Now an art piece, the Met Museum in New York houses more than fifty kimonos in an exhibition that tells the robe’s story to the general public. Highlights include three examples of contemporary kimono created by designers designated by the Japanese government as Living National Treasures. According to the Met, “these T-shaped robes, decorated with a seemingly infinite variety of designs, not only reflect fashion trends but reveal much about Japanese culture, history, and society.”
Across the pond in Brisbane, the Gallery of Modern Art (GoMA) is also running its ’30 Years of Japanese Fashion’ project. As well as showcasing the lifecycle of the kimino since the 1980s, the exhibition boasts the flamboyant tastes of the Harajuku – a viral, punk, street-art approach to Japanese fashion that goes against the symmetry and elegance of the kimono. And it is rather western-derived in its self-expressionism.
It is the Japanese love for western fashion that has Kimono artisans fearing their industry is in crisis. Previously sustained by the need to dress an entire nation in traditional costume, the sector has severely shrunk. These days, even if a formal occasion does require a kimono be worn, the Japanese are much more likely to purchase a machine-made version - much cheaper than a traditional handmade kimono, which costs between 180,000 and 1m yen ($3,000 - $15,000).
Why so expensive? There are more than 1,000 processes involved in one kimono. From the silk cocoon to the final product, different specialist craftsmen carry out each part. And it can take 40 years to master a single technique.
Now leading figures in the kimono industry are warning that within a decade the art of traditional kimono making could die out altogether as a generation of Japanese craftsmen who have spent a lifetime using specialist skills inherited from their own parents are retiring. The number of companies making kiminos in Tokyo has also shrunk – dropping from 217 to 24 over the past 30 years. Even in Kyoto, the historic center for traditional Japanse culture, there are now just 64 kimono makers left.

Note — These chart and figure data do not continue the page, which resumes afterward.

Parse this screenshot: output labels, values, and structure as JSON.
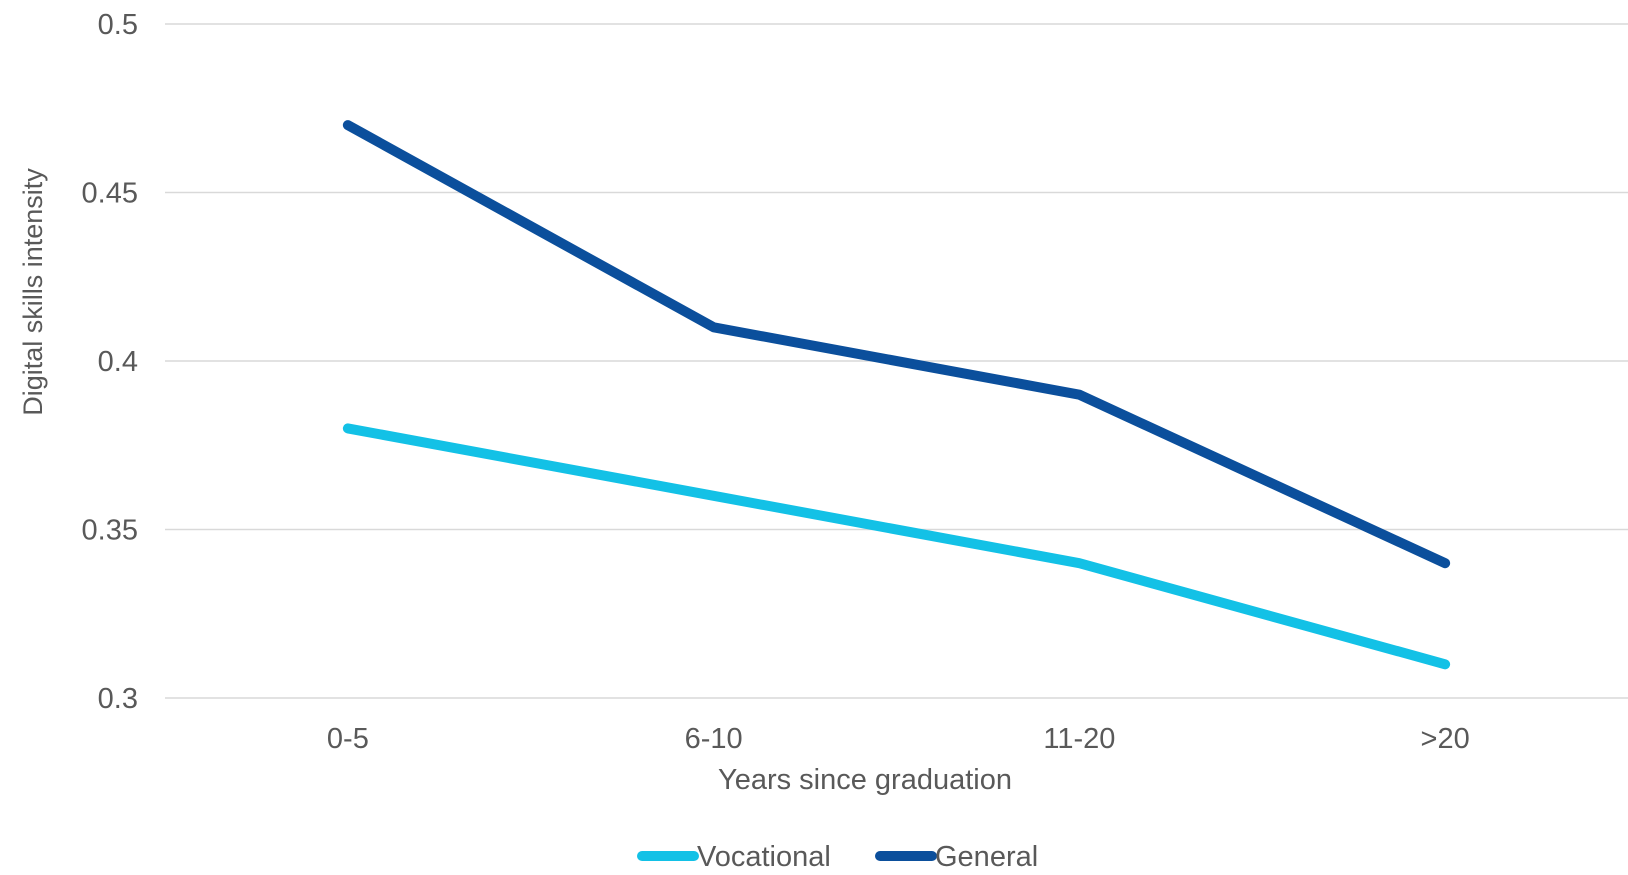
{
  "chart_data": {
    "type": "line",
    "title": "",
    "xlabel": "Years since graduation",
    "ylabel": "Digital skills intensity",
    "categories": [
      "0-5",
      "6-10",
      "11-20",
      ">20"
    ],
    "ylim": [
      0.3,
      0.5
    ],
    "yticks": [
      "0.3",
      "0.35",
      "0.4",
      "0.45",
      "0.5"
    ],
    "grid": true,
    "legend_position": "bottom",
    "series": [
      {
        "name": "Vocational",
        "color": "#13c1e6",
        "values": [
          0.38,
          0.36,
          0.34,
          0.31
        ]
      },
      {
        "name": "General",
        "color": "#0b4f9c",
        "values": [
          0.47,
          0.41,
          0.39,
          0.34
        ]
      }
    ]
  }
}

However, artisans like Soichi Sajiki, whose family has made kiminos for 200 years, are now being backed by government subsidies. This means creators are passing on their techniques learnt from their own fathers to their sons, who in turn are training their sons how to make kiminos.

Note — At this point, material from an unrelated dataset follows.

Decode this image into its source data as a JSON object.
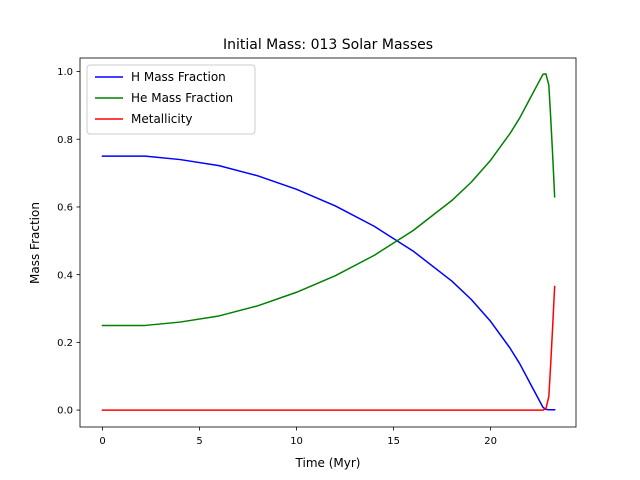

As the textiles market becomes increasingly globalized, it is important for Kimino retailers and designers to look beyond the local economy. The industry needs to seek customers abroad, believes Chie Hayakawa, communications director at the Mandarin Oriental hotel in Tokyo's historic Nihonbashi district, who deals regularly with fashionable clients often seeking something interesting to take home as a souvenir.
"Kimonos are exquisitely beautiful, made from the finest silks in the world," she told The Telegraph.
"These handcrafted fabrics should be more widely used internationally, with more collaborations with high profile fashion designers. There is so much potential."